The latest news headlines are filled with mentions of a measles outbreak now linked to theme parks in California. Visitors to these fun-filled child-oriented dream lands are falling victim to a virus that is trying to make a comeback. And our culture of vaccine skepticism is helping this bug along. The number of measles cases diagnosed in 2012 was 55. In 2014 it was 554, 10x as many infections. There is definitely a problem here. So why do we care? What is measles and why is it a big deal?
First it is important to know that vaccines are hard and very expensive to make, so scientists only work to create vaccines against diseases which are easily spread, have limited or no treatments, and cause serious harm or death for many of those infected. The measles vaccine was created for a good reason.
- Measles is air-borne, and therefore easy to spread. Hand sanitizer will not save you from this infection. It stays in the air for a long time so the person who coughed the virus into the air may be no where around by the time you step into the infected space.
- Measles is contagious before most symptoms begin, making it hard to isolate people (unlike the Ebola virus)
- Measles initially causes a very bad cold with severe congestion, runny nose, weeping eyes, and cough. It later progresses into a rash that most often begins on the face.
- Measles suppresses the immune system, making pneumonia one of the most common complications and one of the leading causes of death from this nasty bug. It can also cause blindness.
- More concerning is the fact that measles can infect the brain in several different ways. Immediately during the illness it can cause encephalitis (brain inflammation). In the initial recovery period it can cause a condition known as ADEM (acute disseminated encephalomyelitis), which can result in permanent brain damage. Even more ominous is the risk of a condition known as SSPE (subacute sclerosing panencephalitis). This mysterious condition starts 7-10 years after a measles infection. It begins subtly with personality changes and problems with school performance and eventually the whole brain shuts down. It is fatal.
- There are no proven treatments for the measles virus, making vaccination the only way to prevent infection and spread.
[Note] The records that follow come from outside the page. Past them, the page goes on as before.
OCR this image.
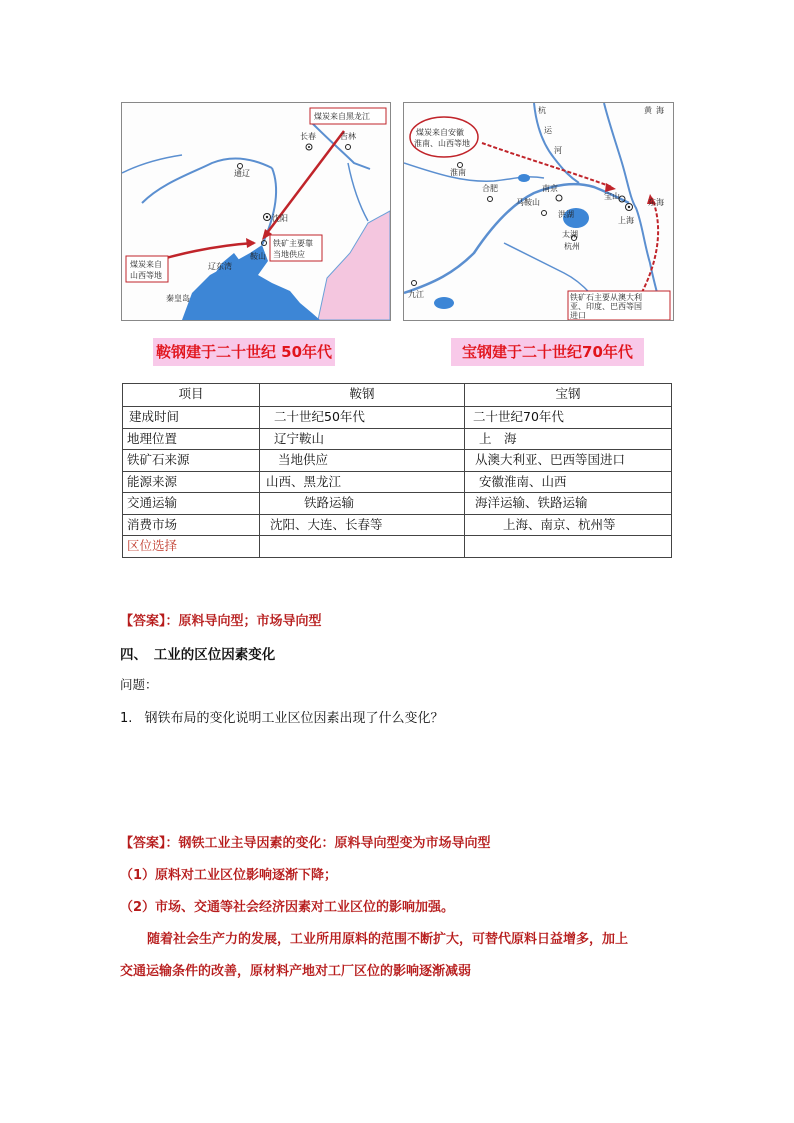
长春	吉林
通辽
沈阳
鞍山
辽东湾
秦皇岛
煤炭来自黑龙江
煤炭来自
山西等地
铁矿主要靠
当地供应
黄 海
杭
运
河
淮南
合肥	南京
马鞍山
太湖
宝山
上海
东海
杭州
九江
洪湖
煤炭来自安徽
淮南、山西等地
铁矿石主要从澳大利
亚、印度、巴西等国
进口
鞍钢建于二十世纪 50年代	宝钢建于二十世纪70年代
项目	鞍钢	宝钢
建成时间	二十世纪50年代	二十世纪70年代
地理位置	辽宁鞍山	上　海
铁矿石来源	当地供应	从澳大利亚、巴西等国进口
能源来源	山西、黑龙江	安徽淮南、山西
交通运输	铁路运输	海洋运输、铁路运输
消费市场	沈阳、大连、长春等	上海、南京、杭州等
区位选择		
【答案】：原料导向型；市场导向型
四、　工业的区位因素变化
问题：
1. 钢铁布局的变化说明工业区位因素出现了什么变化？
【答案】：钢铁工业主导因素的变化：原料导向型变为市场导向型
（1）原料对工业区位影响逐渐下降；
（2）市场、交通等社会经济因素对工业区位的影响加强。
随着社会生产力的发展，工业所用原料的范围不断扩大，可替代原料日益增多，加上
交通运输条件的改善，原材料产地对工厂区位的影响逐渐减弱
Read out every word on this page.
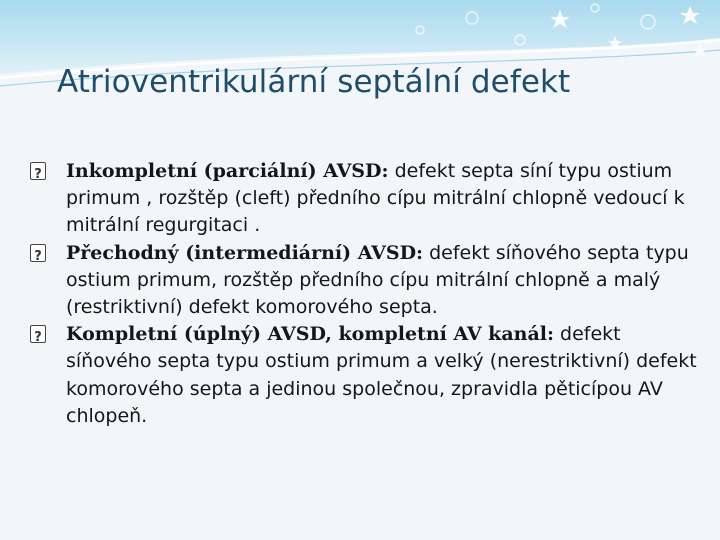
Atrioventrikulární septální defekt

?
Inkompletní (parciální) AVSD: defekt septa síní typu ostium primum , rozštěp (cleft) předního cípu mitrální chlopně vedoucí k mitrální regurgitaci .

?
Přechodný (intermediární) AVSD: defekt síňového septa typu ostium primum, rozštěp předního cípu mitrální chlopně a malý (restriktivní) defekt komorového septa.

?
Kompletní (úplný) AVSD, kompletní AV kanál: defekt síňového septa typu ostium primum a velký (nerestriktivní) defekt komorového septa a jedinou společnou, zpravidla pěticípou AV chlopeň.
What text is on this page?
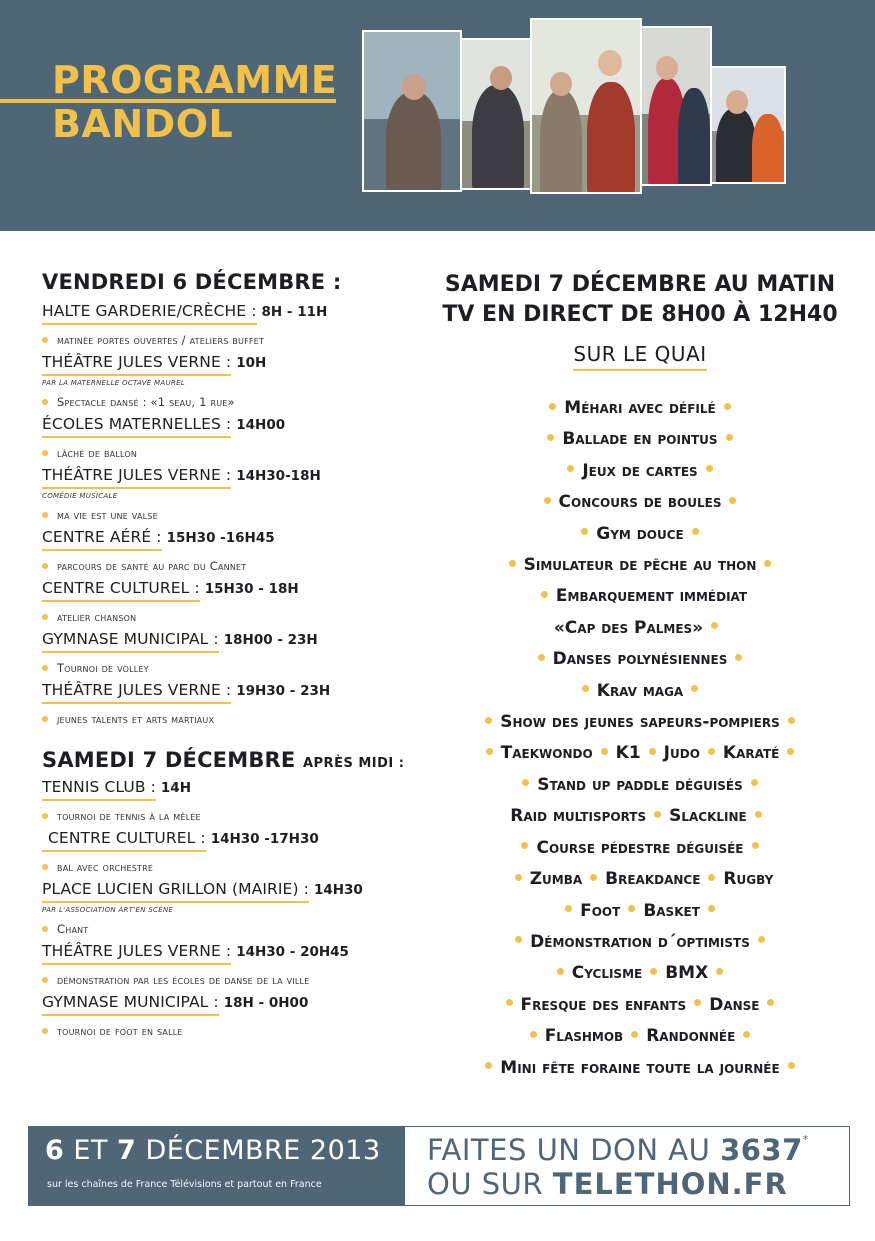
PROGRAMME
BANDOL
VENDREDI 6 DÉCEMBRE :
HALTE GARDERIE/CRÈCHE : 8H - 11H
matinée portes ouvertes / ateliers buffet
THÉÂTRE JULES VERNE : 10H
PAR LA MATERNELLE OCTAVE MAUREL
Spectacle dansé : «1 seau, 1 rue»
ÉCOLES MATERNELLES : 14H00
lâché de ballon
THÉÂTRE JULES VERNE : 14H30-18H
COMÉDIE MUSICALE
ma vie est une valse
CENTRE AÉRÉ : 15H30 -16H45
parcours de santé au parc du Cannet
CENTRE CULTUREL : 15H30 - 18H
atelier chanson
GYMNASE MUNICIPAL : 18H00 - 23H
Tournoi de volley
THÉÂTRE JULES VERNE : 19H30 - 23H
jeunes talents et arts martiaux
SAMEDI 7 DÉCEMBRE APRÈS MIDI :
TENNIS CLUB : 14H
tournoi de tennis à la mêlée
CENTRE CULTUREL : 14H30 -17H30
bal avec orchestre
PLACE LUCIEN GRILLON (MAIRIE) : 14H30
PAR L'ASSOCIATION ART'EN SCÈNE
Chant
THÉÂTRE JULES VERNE : 14H30 - 20H45
démonstration par les écoles de danse de la ville
GYMNASE MUNICIPAL : 18H - 0H00
tournoi de foot en salle
SAMEDI 7 DÉCEMBRE AU MATIN
TV EN DIRECT DE 8H00 À 12H40
SUR LE QUAI
Méhari avec défilé
Ballade en pointus
Jeux de cartes
Concours de boules
Gym douce
Simulateur de pêche au thon
Embarquement immédiat
«Cap des Palmes»
Danses polynésiennes
Krav maga
Show des jeunes sapeurs-pompiers
Taekwondo K1 Judo Karaté
Stand up paddle déguisés
Raid multisports Slackline
Course pédestre déguisée
Zumba Breakdance Rugby
Foot Basket
Démonstration d´optimists
Cyclisme BMX
Fresque des enfants Danse
Flashmob Randonnée
Mini fête foraine toute la journée
6 ET 7 DÉCEMBRE 2013
sur les chaînes de France Télévisions et partout en France
FAITES UN DON AU 3637*
OU SUR TELETHON.FR
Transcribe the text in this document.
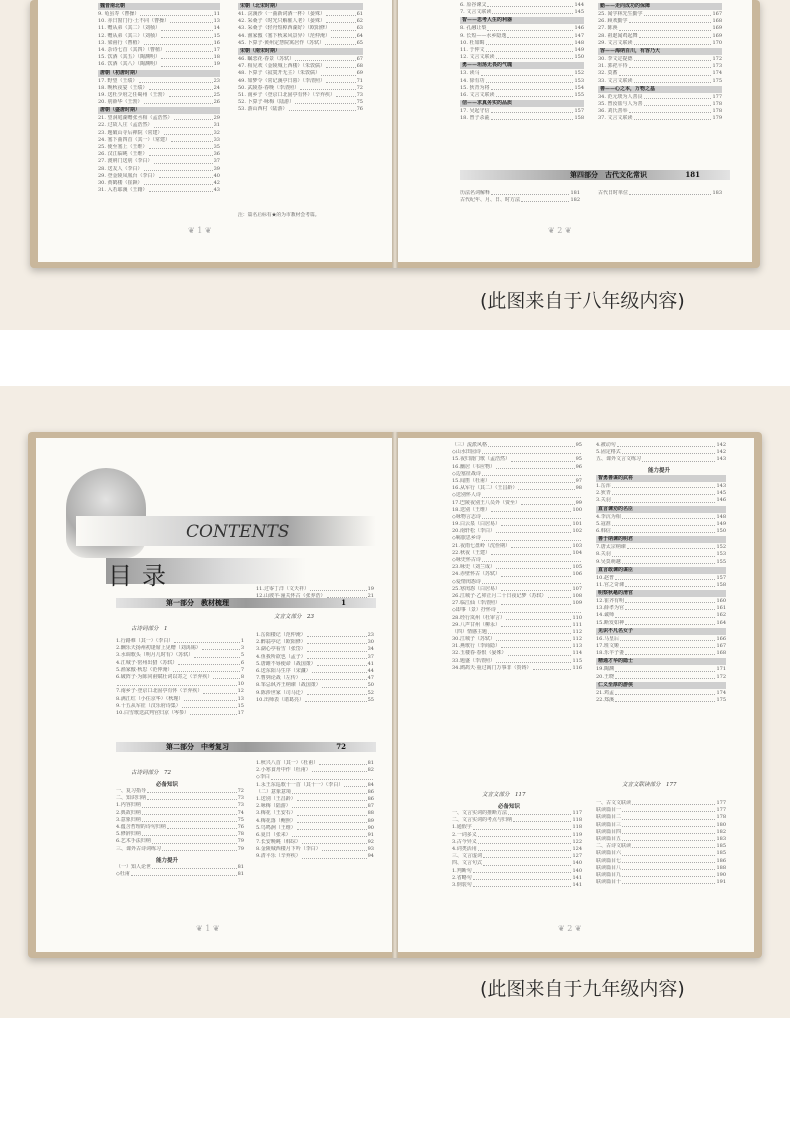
魏晋南北朝
9. 龟虽寿（曹操）	11
10. 赤日窗门行·土不同（曹操）	13
11. 赠从弟（其二）（刘桢）	14
12. 赠从弟（其三）（刘桢）	15
13. 梁甫行（曹植）	16
14. 杂诗七首（其四）（曹植）	17
15. 饮酒（其五）（陶渊明）	18
16. 饮酒（其八）（陶渊明）	19
唐朝（初唐时期）
17. 野望（王绩）	23
18. 晚秋夜宴（王绩）	24
19. 送杜少府之任蜀州（王勃）	25
20. 别薛华（王勃）	26
唐朝（盛唐时期）
21. 望洞庭湖赠张丞相（孟浩然）	29
22. 过故人庄（孟浩然）	31
23. 题破山寺后禅院（常建）	32
24. 塞下曲四首（其一）（常建）	33
25. 使至塞上（王维）	35
26. 汉江临眺（王维）	36
27. 渡荆门送别（李白）	37
28. 送友人（李白）	39
29. 登金陵凤凰台（李白）	40
30. 黄鹤楼（崔颢）	42
31. 入若耶溪（王籍）	43
宋朝（北宋时期）
41. 浣溪沙（一曲新词酒一杯）（晏殊）	61
42. 采桑子（时光只解催人老）（晏殊）	62
43. 采桑子（轻舟短棹西湖好）（欧阳修）	63
44. 渔家傲（塞下秋来风景异）（范仲淹）	64
45. 卜算子·黄州定慧院寓居作（苏轼）	65
宋朝（南宋时期）
46. 瞩恋花·春景（苏轼）	67
47. 相见欢（金陵城上西楼）（朱敦儒）	68
48. 卜算子（寂寞开无主）（朱敦儒）	69
49. 如梦令（常记溪亭日暮）（李清照）	71
50. 武陵春·春晚（李清照）	72
51. 南乡子（登京口北固亭有怀）（辛弃疾）	73
52. 卜算子·咏梅（陆游）	75
53. 游山西村（陆游）	76
注：篇名后标有★的为市教材会考篇。
❦ 1 ❦
6. 原谷谏父	144
7. 文言文联读	145
智——思考人生的利器
8. 孔融让梨	146
9. 长短——水乡隐逸	147
10. 杜如晦	148
11. 于仲文	149
12. 文言文联读	150
勇——坦荡无畏的气魄
13. 读马	152
14. 徐有功	153
15. 狄青为将	154
16. 文言文联读	155
信——求真务实的品质
17. 吴起守信	157
18. 曾子杀彘	158
勤——走向成功的保障
25. 闻学林先生勤学	167
26. 顾欢勤学	168
27. 陈涣	169
28. 祖逖闻鸡起舞	169
29. 文言文联读	170
容——海纳百川，有容乃大
30. 李文定提德	172
31. 郭祀平待	173
32. 莫蓄	174
33. 文言文联读	175
善——心之本，万物之基
34. 范元琰为人善良	177
35. 曾汝盐与人为善	178
36. 刘氏善举	178
37. 文言文联读	179
第四部分　古代文化常识	181
历法名词解释	181
古代纪年、月、日、时方法	182
古代日时单位	183
❦ 2 ❦
(此图来自于八年级内容)
CONTENTS
目录
第一部分　教材梳理	1
古诗词部分　 1
文言文部分　 23
1.行路难（其一）（李白）	1
2.酬乐天扬州初逢席上见赠（刘禹锡）	3
3.水调歌头（明月几时有）（苏轼）	5
4.江城子·密州出猎（苏轼）	6
5.渔家傲·秋思（范仲淹）	7
6.破阵子·为陈同甫赋壮词以寄之（辛弃疾）	8
10
7.南乡子·登京口北固亭有怀（辛弃疾）	12
8.满江红（小住京华）（秋瑾）	13
9.十五从军征（汉乐府诗集）	15
10.白雪歌送武判官归京（岑参）	17
11.过零丁洋（文天祥）	19
12.山坡羊·潼关怀古（张养浩）	21
1.岳阳楼记（范仲淹）	23
2.醉翁亭记（欧阳修）	30
3.湖心亭看雪（张岱）	34
4.鱼我所欲也（孟子）	37
5.唐雎不辱使命（战国策）	41
6.送东阳马生序（宋濂）	44
7.曹刿论战（左传）	47
8.邹忌讽齐王纳谏（战国策）	50
9.陈涉世家（司马迁）	52
10.出师表（诸葛亮）	55
第二部分　中考复习	72
古诗词部分　 72
必备知识
一、复习指导	72
二、知识归纳	73
1.内容归纳	73
2.典故归纳	74
3.意象归纳	75
4.蕴含哲理的诗句归纳	76
5.修辞归纳	78
6.艺术手法归纳	79
三、课外古诗词练习	79
能力提升
（一）知人论世	81
◇杜甫	81
1.秋兴八首（其一）（杜甫）	81
2.小寒食舟中作（杜甫）	82
◇李白
1.永王东巡歌十一首（其十一）（李白）	84
（二）意象意境	86
1.送别（王昌龄）	86
2.咏梅（陆游）	87
3.梅花（王安石）	88
4.梅花落（鲍照）	89
5.鸟鸣涧（王维）	90
6.夏日（张耒）	91
7.长安晚眺（韩琮）	92
8.金陵城西楼月下吟（李白）	93
9.清平乐（辛弃疾）	94
❦ 1 ❦
（三）流派风格	95
◇山水田园诗
15.夜归鹿门歌（孟浩然）	95
16.幽居（韦应物）	96
◇边塞征战诗
15.闻笛（杜甫）	97
16.从军行（其二）（王昌龄）	98
◇送别怀人诗
17.巴陵夜别王八员外（贾至）	99
18.送别（王维）	100
◇咏物言志诗
19.白云泉（白居易）	101
20.南轩松（李白）	102
◇羁旅思乡诗
21.夜雨七盘岭（沈佺期）	103
22.秋夜（王建）	104
◇咏史怀古诗
23.咏史（刘兰成）	105
24.赤壁怀古（苏轼）	106
◇爱情闺怨诗
25.寒闺怨（白居易）	107
26.江城子·乙卯正月二十日夜记梦（苏轼）	108
27.临江仙（李清照）	109
◇即事（景）抒怀诗
28.经行岚州（杜审言）	110
29.八声甘州（柳永）	111
（四）情感主题	112
30.江城子（苏轼）	112
31.燕歌行（李商隐）	113
32.玉楼春·春恨（晏殊）	114
33.题盛（李清照）	115
34.鹧鸪天·重过阊门万事非（贺铸）	116
文言文部分　 117
必备知识
一、文言实词的推断方法	117
二、文言实词的考点与归纳	118
1.通假字	118
2.一词多义	119
3.古今异义	122
4.词类活用	124
三、文言虚词	127
四、文言句式	140
1.判断句	140
2.省略句	141
3.倒装句	141
4.被动句	142
5.固定格式	142
五、课外文言文练习	143
能力提升
智勇善谋的武将
1.岳浑	143
2.狄青	145
3.关羽	146
直言谏劝的名臣
4.李沆为相	148
5.寇准	149
6.韩信	150
善于纳谏的明君
7.唐太宗纳谏	152
8.关羽	153
9.吴莫萌越	155
直言敢谏的谋臣
10.赵普	157
11.官之奇谏	158
明察秋毫的清官
12.崔齐有明	160
13.薛孝为官	161
14.诚师	162
15.断发如神	164
见识不凡名女子
16.马皇后	166
17.班文姬	167
18.乐羊子妻	168
精通才华的隐士
19.陶渊	171
20.王晓	172
仁义至厚的游侠
21.鸡孟	174
22.郑溪	175
文言文联读部分　 177
一、古文文联读	177
联读篇目一	177
联读篇目二	178
联读篇目三	180
联读篇目四	182
联读篇目五	183
二、古诗文联读	185
联读篇目六	185
联读篇目七	186
联读篇目八	188
联读篇目九	190
联读篇目十	191
❦ 2 ❦
(此图来自于九年级内容)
- People who are vaccinated and are not immune suppressed are usually protected from infection; however, if they do develop symptoms they are less severe and are less likely to lead to the complications discussed above. The vaccine also helps to prevent spread of the virus to infants, who are too young for vaccination, or people who do have problems with their immune system such as those receiving chemotherapies.
The powerful message here is that measles is serious. It can be prevented but not treated. Everyone who is eligible should be vaccinated. Vaccination not only protects you and your child but also helps protect those who can’t be effectively vaccinated, such as infants and patients who are seriously ill with other conditions. If you have concerns, please discuss them with your pediatrician.